I take a deep breath and shake off my overwhelming and irrational desire. It has no place here. I’m not that sort of boss. “Josie, I mentioned I asked you to come here for business reasons.”
At that, she bolts up to stand, smoothing her skirt, her curiosity working against a new suspicion in her face. “Yes. What’s up?”
I shift my weight, cross my arms. Glance up at the canopy of trees and the skyline beyond. Get it together so that I can stare her down. Be fucking Axe MacKenzie, CEO, former CIA and all-around arse-kicker, and not Awkward Axe, who spent more time coding and reading books than talking to girls.

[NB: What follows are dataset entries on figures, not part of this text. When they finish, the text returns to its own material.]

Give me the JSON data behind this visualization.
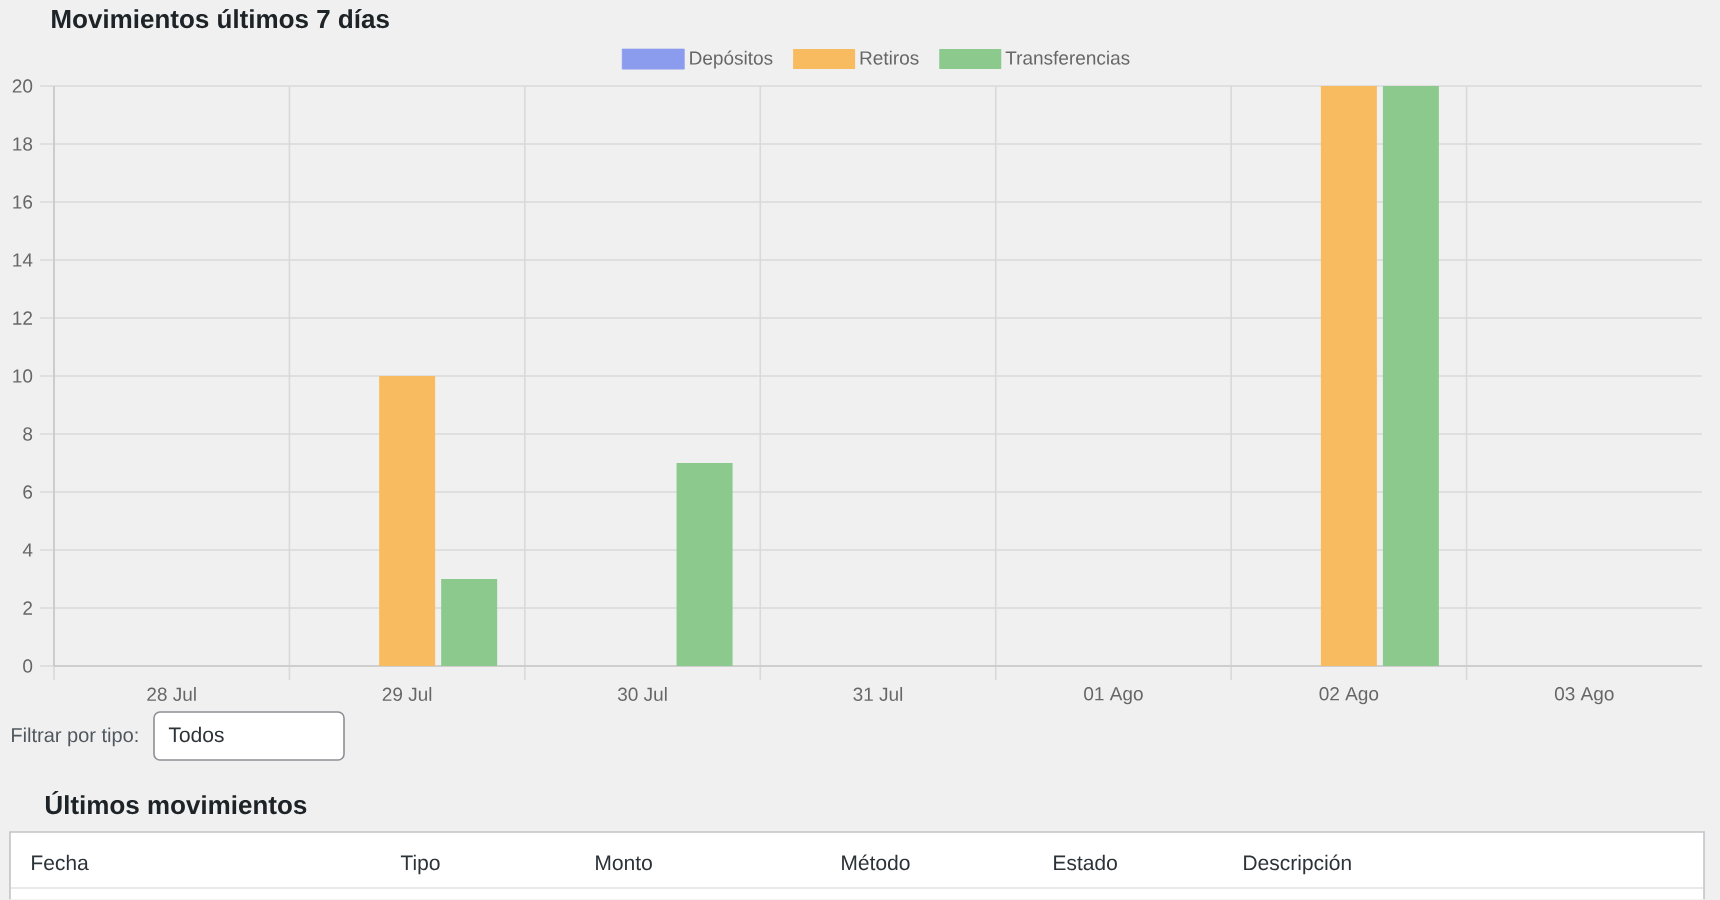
{
  "chart_data": {
    "type": "bar",
    "title": "Movimientos últimos 7 días",
    "categories": [
      "28 Jul",
      "29 Jul",
      "30 Jul",
      "31 Jul",
      "01 Ago",
      "02 Ago",
      "03 Ago"
    ],
    "series": [
      {
        "name": "Depósitos",
        "color": "#8b9cef",
        "values": [
          null,
          null,
          null,
          null,
          null,
          null,
          null
        ]
      },
      {
        "name": "Retiros",
        "color": "#f8bb5f",
        "values": [
          null,
          10,
          null,
          null,
          null,
          20,
          null
        ]
      },
      {
        "name": "Transferencias",
        "color": "#8cc98c",
        "values": [
          null,
          3,
          7,
          null,
          null,
          20,
          null
        ]
      }
    ],
    "ylim": [
      0,
      20
    ],
    "yticks": [
      0,
      2,
      4,
      6,
      8,
      10,
      12,
      14,
      16,
      18,
      20
    ],
    "grid": true,
    "legend": "top",
    "annotations": [
      "Filtrar por tipo:",
      "Todos",
      "Últimos movimientos",
      "Fecha",
      "Tipo",
      "Monto",
      "Método",
      "Estado",
      "Descripción"
    ]
  }
}
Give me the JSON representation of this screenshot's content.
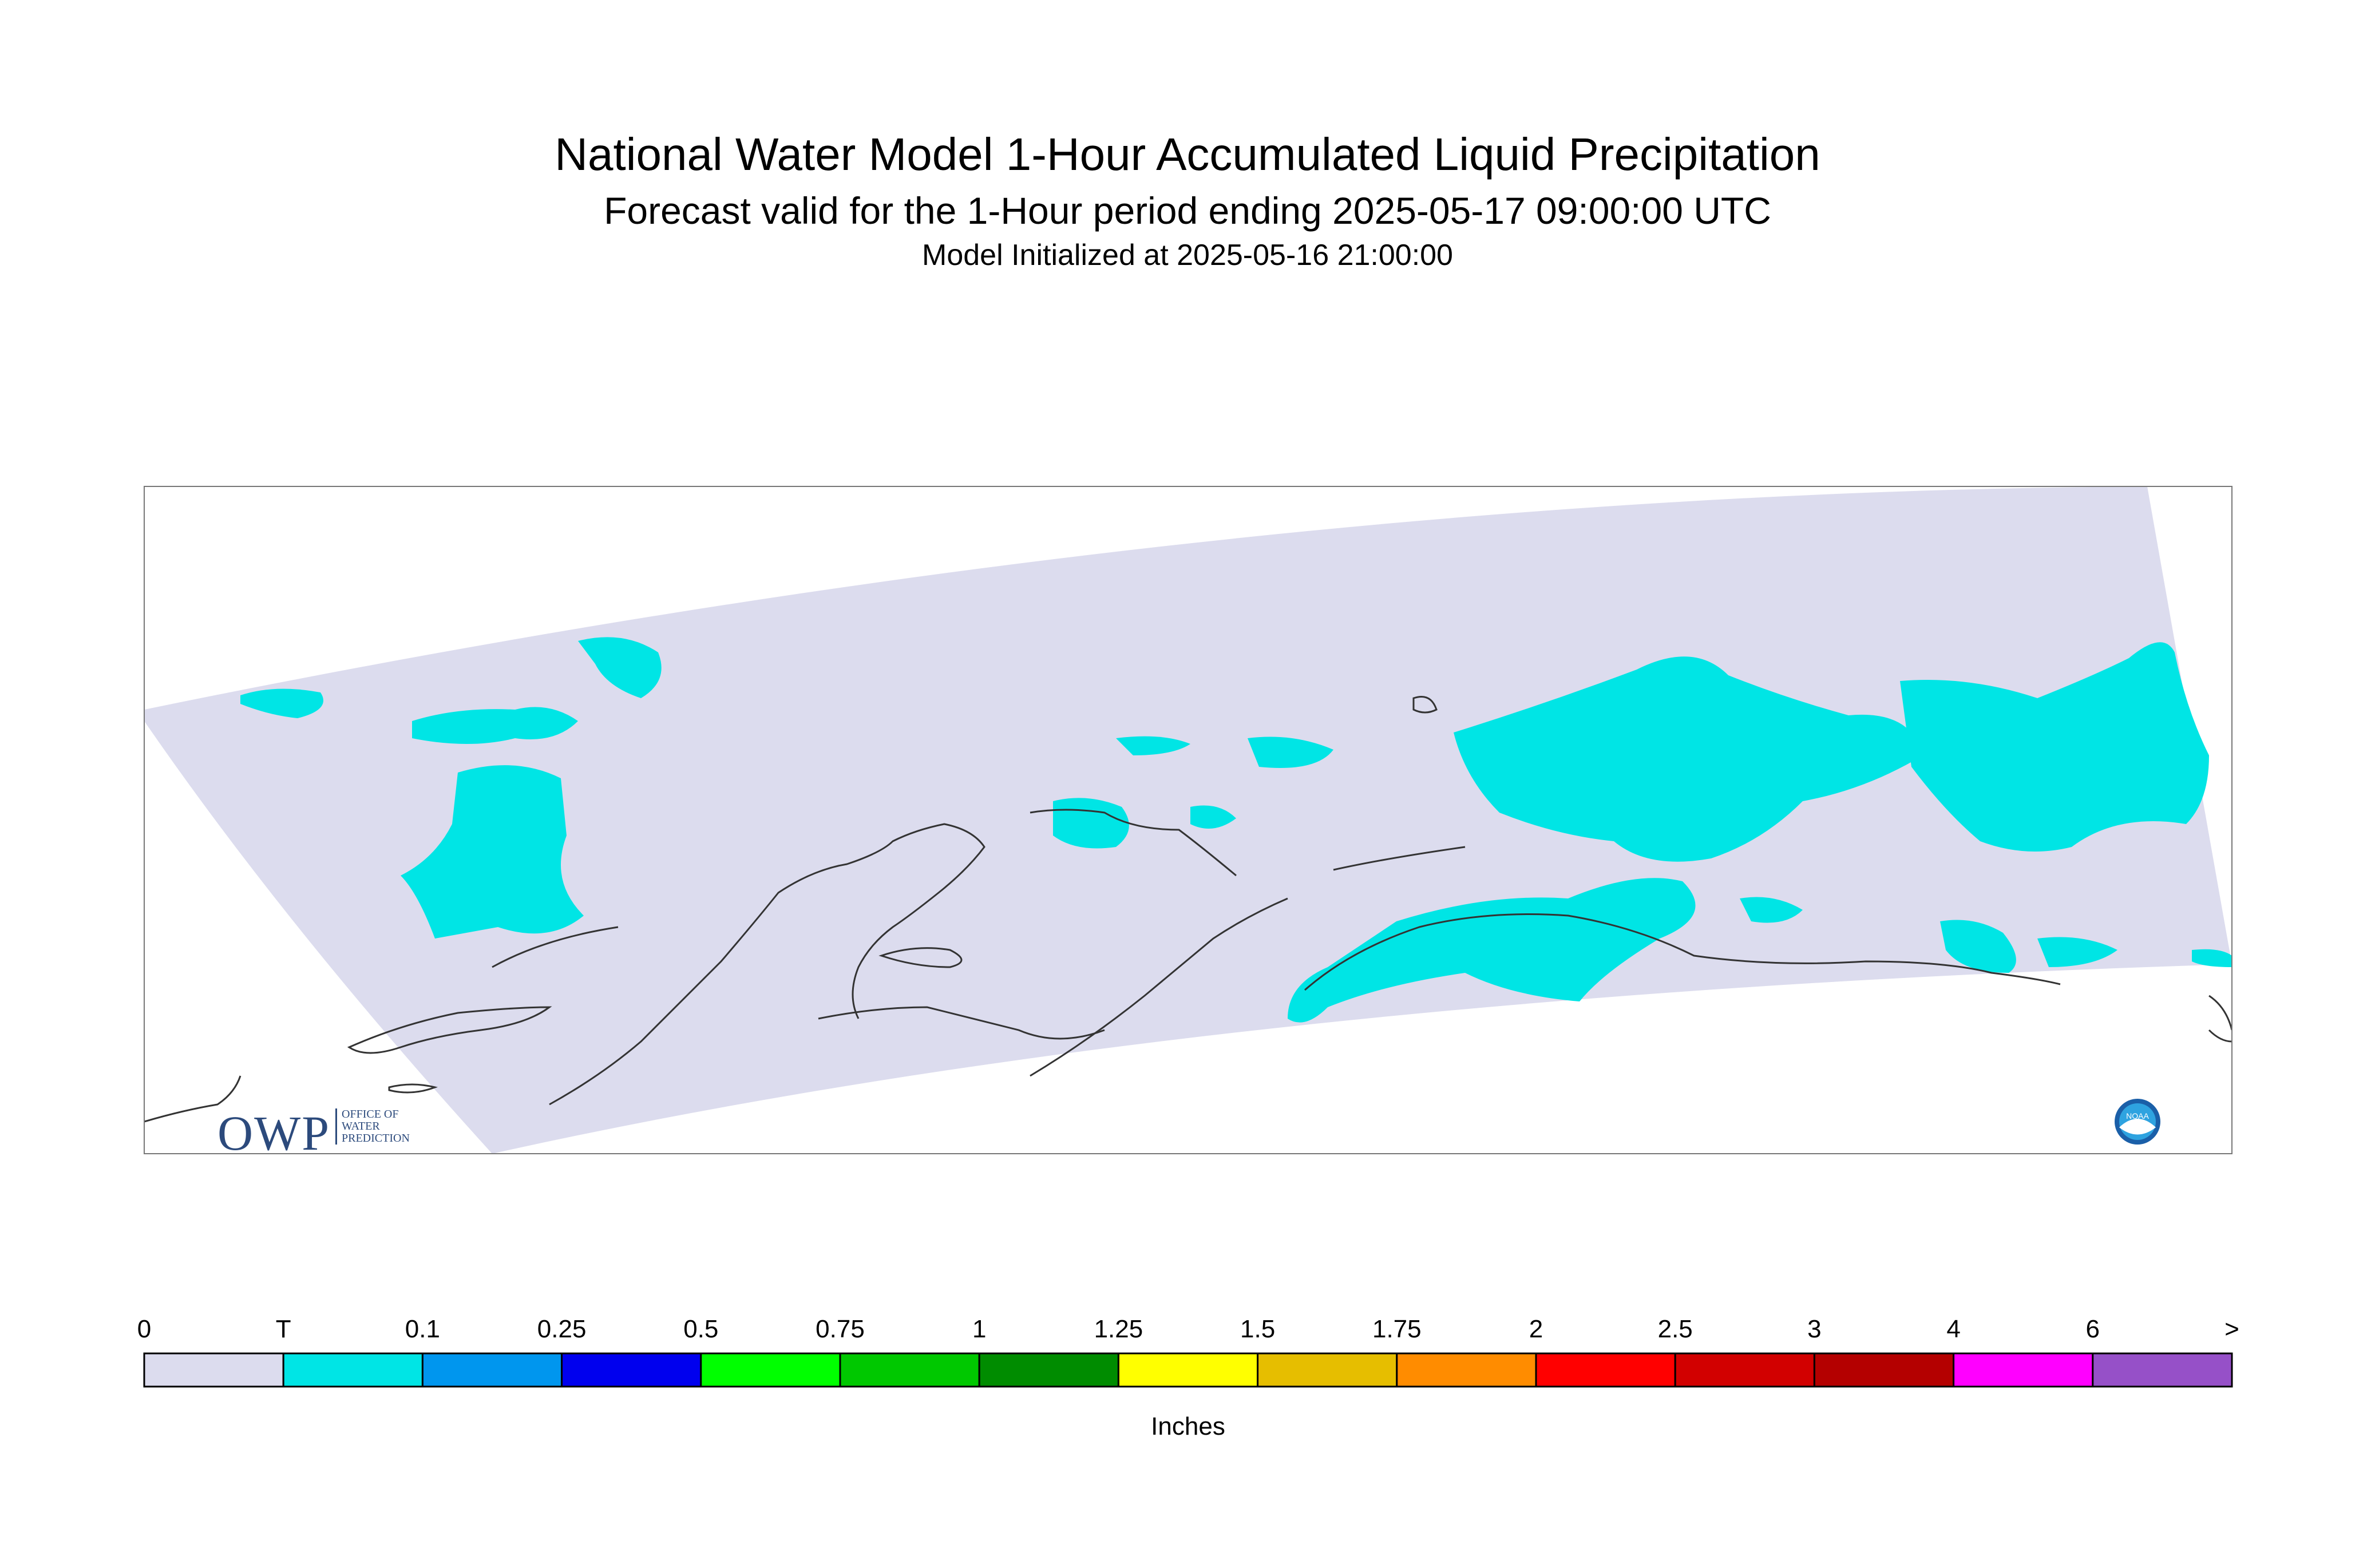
{
  "titles": {
    "main": "National Water Model 1-Hour Accumulated Liquid Precipitation",
    "sub": "Forecast valid for the 1-Hour period ending 2025-05-17 09:00:00 UTC",
    "init": "Model Initialized at 2025-05-16 21:00:00"
  },
  "legend": {
    "units": "Inches",
    "labels": [
      "0",
      "T",
      "0.1",
      "0.25",
      "0.5",
      "0.75",
      "1",
      "1.25",
      "1.5",
      "1.75",
      "2",
      "2.5",
      "3",
      "4",
      "6",
      ">"
    ],
    "colors": [
      "#dcdcee",
      "#00e5e5",
      "#0096ee",
      "#0000ee",
      "#00ff00",
      "#00c800",
      "#008c00",
      "#ffff00",
      "#e6be00",
      "#ff8c00",
      "#ff0000",
      "#d20000",
      "#b40000",
      "#ff00ff",
      "#9650c8"
    ]
  },
  "map": {
    "domain_fill": "#dcdcee",
    "precip_fill": "#00e5e5",
    "coast_color": "#333333"
  },
  "logos": {
    "owp_text": "OWP",
    "owp_sub": [
      "OFFICE OF",
      "WATER",
      "PREDICTION"
    ],
    "noaa_text": "NOAA"
  }
}
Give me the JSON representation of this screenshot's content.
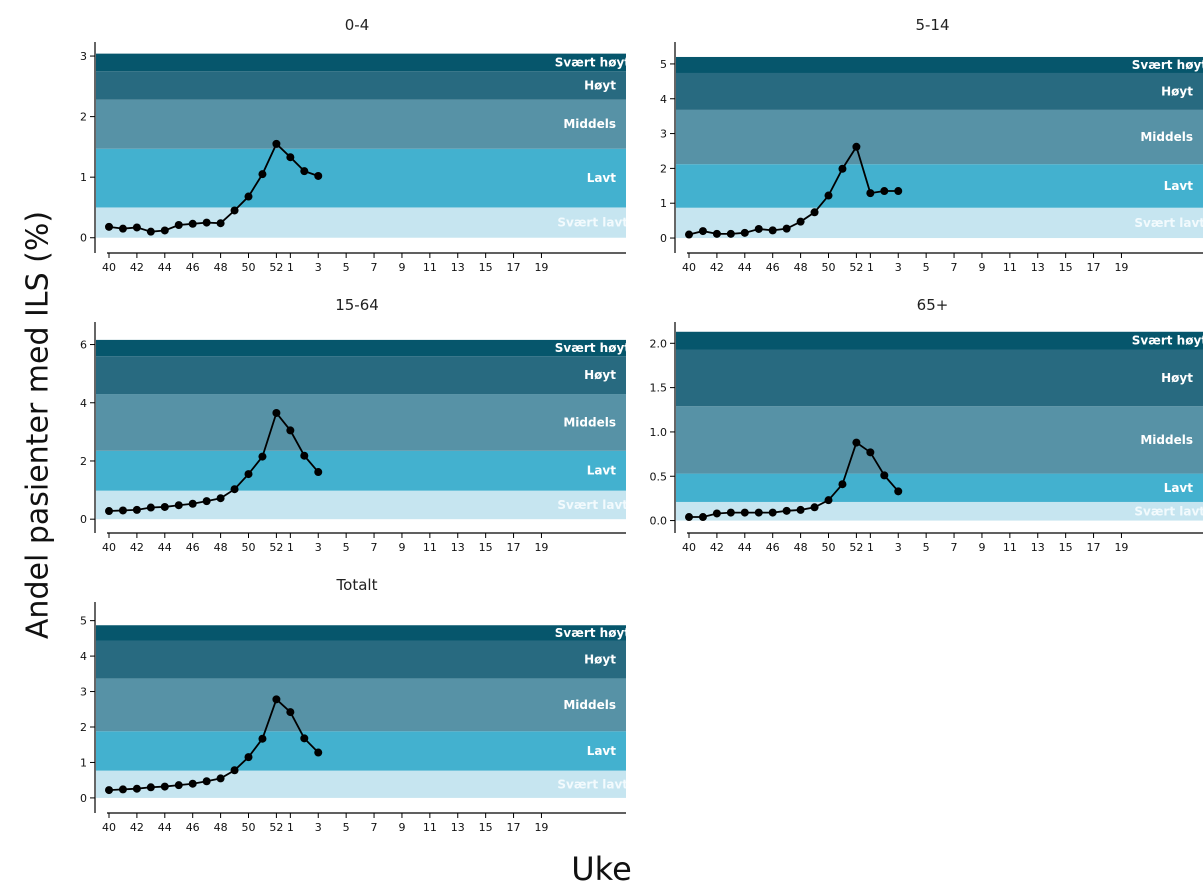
{
  "figure": {
    "ylabel": "Andel pasienter med ILS (%)",
    "xlabel": "Uke"
  },
  "colors": {
    "Svært lavt": "#c6e5f0",
    "Lavt": "#43b1cf",
    "Middels": "#5792a6",
    "Høyt": "#286a80",
    "Svært høyt": "#06566c",
    "line": "#000000"
  },
  "chart_data": [
    {
      "type": "line",
      "title": "0-4",
      "x": [
        "40",
        "41",
        "42",
        "43",
        "44",
        "45",
        "46",
        "47",
        "48",
        "49",
        "50",
        "51",
        "52",
        "1",
        "2",
        "3"
      ],
      "values": [
        0.18,
        0.15,
        0.17,
        0.1,
        0.12,
        0.21,
        0.23,
        0.25,
        0.24,
        0.45,
        0.68,
        1.05,
        1.55,
        1.33,
        1.1,
        1.02
      ],
      "ylim": [
        -0.12,
        3.1
      ],
      "yticks": [
        0,
        1,
        2,
        3
      ],
      "xticks": [
        "40",
        "42",
        "44",
        "46",
        "48",
        "50",
        "52",
        "1",
        "3",
        "5",
        "7",
        "9",
        "11",
        "13",
        "15",
        "17",
        "19"
      ],
      "bands": [
        {
          "label": "Svært lavt",
          "from": 0,
          "to": 0.5
        },
        {
          "label": "Lavt",
          "from": 0.5,
          "to": 1.47
        },
        {
          "label": "Middels",
          "from": 1.47,
          "to": 2.28
        },
        {
          "label": "Høyt",
          "from": 2.28,
          "to": 2.75
        },
        {
          "label": "Svært høyt",
          "from": 2.75,
          "to": 3.04
        }
      ]
    },
    {
      "type": "line",
      "title": "5-14",
      "x": [
        "40",
        "41",
        "42",
        "43",
        "44",
        "45",
        "46",
        "47",
        "48",
        "49",
        "50",
        "51",
        "52",
        "1",
        "2",
        "3"
      ],
      "values": [
        0.1,
        0.2,
        0.12,
        0.12,
        0.15,
        0.26,
        0.22,
        0.27,
        0.47,
        0.74,
        1.22,
        1.99,
        2.62,
        1.29,
        1.35,
        1.35
      ],
      "ylim": [
        -0.2,
        5.4
      ],
      "yticks": [
        0,
        1,
        2,
        3,
        4,
        5
      ],
      "xticks": [
        "40",
        "42",
        "44",
        "46",
        "48",
        "50",
        "52",
        "1",
        "3",
        "5",
        "7",
        "9",
        "11",
        "13",
        "15",
        "17",
        "19"
      ],
      "bands": [
        {
          "label": "Svært lavt",
          "from": 0,
          "to": 0.87
        },
        {
          "label": "Lavt",
          "from": 0.87,
          "to": 2.12
        },
        {
          "label": "Middels",
          "from": 2.12,
          "to": 3.68
        },
        {
          "label": "Høyt",
          "from": 3.68,
          "to": 4.74
        },
        {
          "label": "Svært høyt",
          "from": 4.74,
          "to": 5.2
        }
      ]
    },
    {
      "type": "line",
      "title": "15-64",
      "x": [
        "40",
        "41",
        "42",
        "43",
        "44",
        "45",
        "46",
        "47",
        "48",
        "49",
        "50",
        "51",
        "52",
        "1",
        "2",
        "3"
      ],
      "values": [
        0.28,
        0.3,
        0.32,
        0.4,
        0.42,
        0.48,
        0.53,
        0.62,
        0.72,
        1.03,
        1.55,
        2.15,
        3.65,
        3.05,
        2.18,
        1.62
      ],
      "ylim": [
        -0.2,
        6.5
      ],
      "yticks": [
        0,
        2,
        4,
        6
      ],
      "xticks": [
        "40",
        "42",
        "44",
        "46",
        "48",
        "50",
        "52",
        "1",
        "3",
        "5",
        "7",
        "9",
        "11",
        "13",
        "15",
        "17",
        "19"
      ],
      "bands": [
        {
          "label": "Svært lavt",
          "from": 0,
          "to": 0.98
        },
        {
          "label": "Lavt",
          "from": 0.98,
          "to": 2.35
        },
        {
          "label": "Middels",
          "from": 2.35,
          "to": 4.3
        },
        {
          "label": "Høyt",
          "from": 4.3,
          "to": 5.6
        },
        {
          "label": "Svært høyt",
          "from": 5.6,
          "to": 6.16
        }
      ]
    },
    {
      "type": "line",
      "title": "65+",
      "x": [
        "40",
        "41",
        "42",
        "43",
        "44",
        "45",
        "46",
        "47",
        "48",
        "49",
        "50",
        "51",
        "52",
        "1",
        "2",
        "3"
      ],
      "values": [
        0.04,
        0.04,
        0.08,
        0.09,
        0.09,
        0.09,
        0.09,
        0.11,
        0.12,
        0.15,
        0.23,
        0.41,
        0.88,
        0.77,
        0.51,
        0.33
      ],
      "ylim": [
        -0.05,
        2.15
      ],
      "yticks": [
        0.0,
        0.5,
        1.0,
        1.5,
        2.0
      ],
      "ytick_labels": [
        "0.0",
        "0.5",
        "1.0",
        "1.5",
        "2.0"
      ],
      "xticks": [
        "40",
        "42",
        "44",
        "46",
        "48",
        "50",
        "52",
        "1",
        "3",
        "5",
        "7",
        "9",
        "11",
        "13",
        "15",
        "17",
        "19"
      ],
      "bands": [
        {
          "label": "Svært lavt",
          "from": 0,
          "to": 0.21
        },
        {
          "label": "Lavt",
          "from": 0.21,
          "to": 0.53
        },
        {
          "label": "Middels",
          "from": 0.53,
          "to": 1.29
        },
        {
          "label": "Høyt",
          "from": 1.29,
          "to": 1.93
        },
        {
          "label": "Svært høyt",
          "from": 1.93,
          "to": 2.13
        }
      ]
    },
    {
      "type": "line",
      "title": "Totalt",
      "x": [
        "40",
        "41",
        "42",
        "43",
        "44",
        "45",
        "46",
        "47",
        "48",
        "49",
        "50",
        "51",
        "52",
        "1",
        "2",
        "3"
      ],
      "values": [
        0.22,
        0.24,
        0.26,
        0.3,
        0.32,
        0.36,
        0.4,
        0.47,
        0.55,
        0.78,
        1.15,
        1.67,
        2.78,
        2.42,
        1.68,
        1.28
      ],
      "ylim": [
        -0.2,
        5.3
      ],
      "yticks": [
        0,
        1,
        2,
        3,
        4,
        5
      ],
      "xticks": [
        "40",
        "42",
        "44",
        "46",
        "48",
        "50",
        "52",
        "1",
        "3",
        "5",
        "7",
        "9",
        "11",
        "13",
        "15",
        "17",
        "19"
      ],
      "bands": [
        {
          "label": "Svært lavt",
          "from": 0,
          "to": 0.77
        },
        {
          "label": "Lavt",
          "from": 0.77,
          "to": 1.88
        },
        {
          "label": "Middels",
          "from": 1.88,
          "to": 3.37
        },
        {
          "label": "Høyt",
          "from": 3.37,
          "to": 4.44
        },
        {
          "label": "Svært høyt",
          "from": 4.44,
          "to": 4.87
        }
      ]
    }
  ]
}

Christ, what is it about her that gets me so tongue-tied? I give my head a shake, forcing the thoughts to line up. This pitch is a tightrope—the last thing I need is for Josie to think she’s my ideaof the perfect prototype. That would be both embarrassing and borderline creepy given the professional context.
“We’ve been working on a project at SynthoTech. An AI partner.” I make sure to sound all-business. Keep my eyes trained on hers. Not a glance south, not a bloody twitch. “We’ve put years into development so far, and we committed an eight-figure budget to it.”
Her brow furrows slightly. “Okay…?”
“I know how you feel about AI. But again, this is not about taking away any paying jobs. At least, not legal ones.”
“Wait. Did you sayeight figures?”
“Aye, I did,” I say, rushing the words out. “And we need a source model, a baseline for the simulator. So the team was wondering if you might consider it. The data we’ve been gathering on you—not in any dodgy way, just, ah, observational—suggests that your, ah, personality, your mannerisms, your…your…everything would work. You’d be well paid.”
Fuck, that couldn’t have come out worse if I’d written it down beforehand. Come to think, why didn’t I script it? Because I never script anything, most likely. And because I spent the morning chopping Petrov’s right-hand man into bite-size pieces. Wasn’t lying about the gators. Turns out they’re brilliant coconspirators—they love the taste of human flesh, and, of course, they can’t talk.